Spezialist für Details

Welch erstaunliche Kontinuität sein Werk über mehr als ein halbes Jahrhundert besitzt, zeigen seine jüngsten Arbeiten eindrücklich. In dem Buch 30. April 1945 liefert er eine „Chronik vom letzten Werktag des Dritten Reichs“. Erinnerungen von Frontsoldaten stellt er neben eigene Kindheitsimpressionen, erinnert daran, dass an diesem Tag in San Francisco die Vereinten Nationen gegründet wurden und forscht nach, über was Thomas Mann in seinem kalifornischen Exil nachdachte. Auch in seinem Filmessay Bilderwelten interessiert ihn weniger das historische Panorama des Ersten Weltkriegs, sondern das Nebeneinander, die Gleichzeitigkeit von Episoden und Geschichten.
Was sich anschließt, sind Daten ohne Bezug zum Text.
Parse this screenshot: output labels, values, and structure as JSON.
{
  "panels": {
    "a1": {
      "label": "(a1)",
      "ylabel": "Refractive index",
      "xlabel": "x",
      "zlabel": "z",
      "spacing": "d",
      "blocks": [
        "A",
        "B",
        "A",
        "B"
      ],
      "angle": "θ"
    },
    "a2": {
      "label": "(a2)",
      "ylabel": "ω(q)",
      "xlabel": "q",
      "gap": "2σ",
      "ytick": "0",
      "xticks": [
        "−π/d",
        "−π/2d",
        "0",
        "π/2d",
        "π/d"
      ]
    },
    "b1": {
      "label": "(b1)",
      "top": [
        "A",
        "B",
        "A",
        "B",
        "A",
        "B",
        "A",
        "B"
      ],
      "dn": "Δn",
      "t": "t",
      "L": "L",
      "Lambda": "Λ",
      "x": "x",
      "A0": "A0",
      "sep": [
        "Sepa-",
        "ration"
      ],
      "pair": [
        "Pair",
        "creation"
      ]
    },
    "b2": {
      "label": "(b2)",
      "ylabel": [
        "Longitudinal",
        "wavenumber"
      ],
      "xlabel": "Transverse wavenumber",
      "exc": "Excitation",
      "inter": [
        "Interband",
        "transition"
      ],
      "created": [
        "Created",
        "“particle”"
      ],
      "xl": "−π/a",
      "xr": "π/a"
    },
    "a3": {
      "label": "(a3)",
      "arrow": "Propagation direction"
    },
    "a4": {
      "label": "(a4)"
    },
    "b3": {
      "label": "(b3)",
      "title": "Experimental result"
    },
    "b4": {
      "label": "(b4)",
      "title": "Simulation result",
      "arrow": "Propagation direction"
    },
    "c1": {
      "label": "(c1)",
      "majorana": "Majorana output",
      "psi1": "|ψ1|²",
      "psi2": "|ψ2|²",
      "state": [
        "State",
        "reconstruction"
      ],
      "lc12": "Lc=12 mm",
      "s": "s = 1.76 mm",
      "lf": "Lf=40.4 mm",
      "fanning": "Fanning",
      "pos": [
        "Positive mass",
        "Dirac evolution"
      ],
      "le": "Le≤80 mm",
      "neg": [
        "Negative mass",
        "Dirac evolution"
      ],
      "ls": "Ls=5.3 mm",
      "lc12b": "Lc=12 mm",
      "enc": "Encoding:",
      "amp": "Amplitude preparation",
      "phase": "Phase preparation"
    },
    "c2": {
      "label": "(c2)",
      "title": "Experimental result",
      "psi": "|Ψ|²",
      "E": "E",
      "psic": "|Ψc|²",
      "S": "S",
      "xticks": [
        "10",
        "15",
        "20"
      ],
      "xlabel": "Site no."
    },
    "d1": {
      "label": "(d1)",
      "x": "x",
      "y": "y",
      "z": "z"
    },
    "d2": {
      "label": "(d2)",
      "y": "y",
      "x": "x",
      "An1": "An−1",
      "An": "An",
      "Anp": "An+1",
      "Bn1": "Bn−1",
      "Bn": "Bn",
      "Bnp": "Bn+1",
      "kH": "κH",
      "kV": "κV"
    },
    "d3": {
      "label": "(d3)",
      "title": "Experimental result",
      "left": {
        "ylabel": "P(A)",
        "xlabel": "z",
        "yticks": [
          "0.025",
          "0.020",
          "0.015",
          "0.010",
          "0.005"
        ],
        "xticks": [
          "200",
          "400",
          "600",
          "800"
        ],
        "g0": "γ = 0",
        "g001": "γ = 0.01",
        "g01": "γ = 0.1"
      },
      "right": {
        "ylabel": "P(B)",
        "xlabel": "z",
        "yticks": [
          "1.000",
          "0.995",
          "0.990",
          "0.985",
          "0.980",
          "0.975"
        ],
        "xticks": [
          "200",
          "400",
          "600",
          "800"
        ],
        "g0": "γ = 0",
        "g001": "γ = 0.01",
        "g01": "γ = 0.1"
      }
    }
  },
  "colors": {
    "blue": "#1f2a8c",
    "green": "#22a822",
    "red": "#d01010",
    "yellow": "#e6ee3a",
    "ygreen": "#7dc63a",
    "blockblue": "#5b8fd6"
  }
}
Er ist ein Spezialist für das Auffinden bezeichnender, erhellender Details. Die DVD ist auch eine Hommage an seinen Onkel, der 1914 in der Schlacht von Neufchâteau fiel. Das sind keine Pflichtübungen zur Wiederkehr von Jahrestagen. Sie zeigen vielmehr Alexander Kluges einzigartige Gabe, historische Bögen zu schlagen. Die Lehren der Vergangenheit sind für ihn unwiderruflich aktuell. Geschichtsverlust ist für ihn gleichbedeutend mit einer Enteignung der Zivilgesellschaft.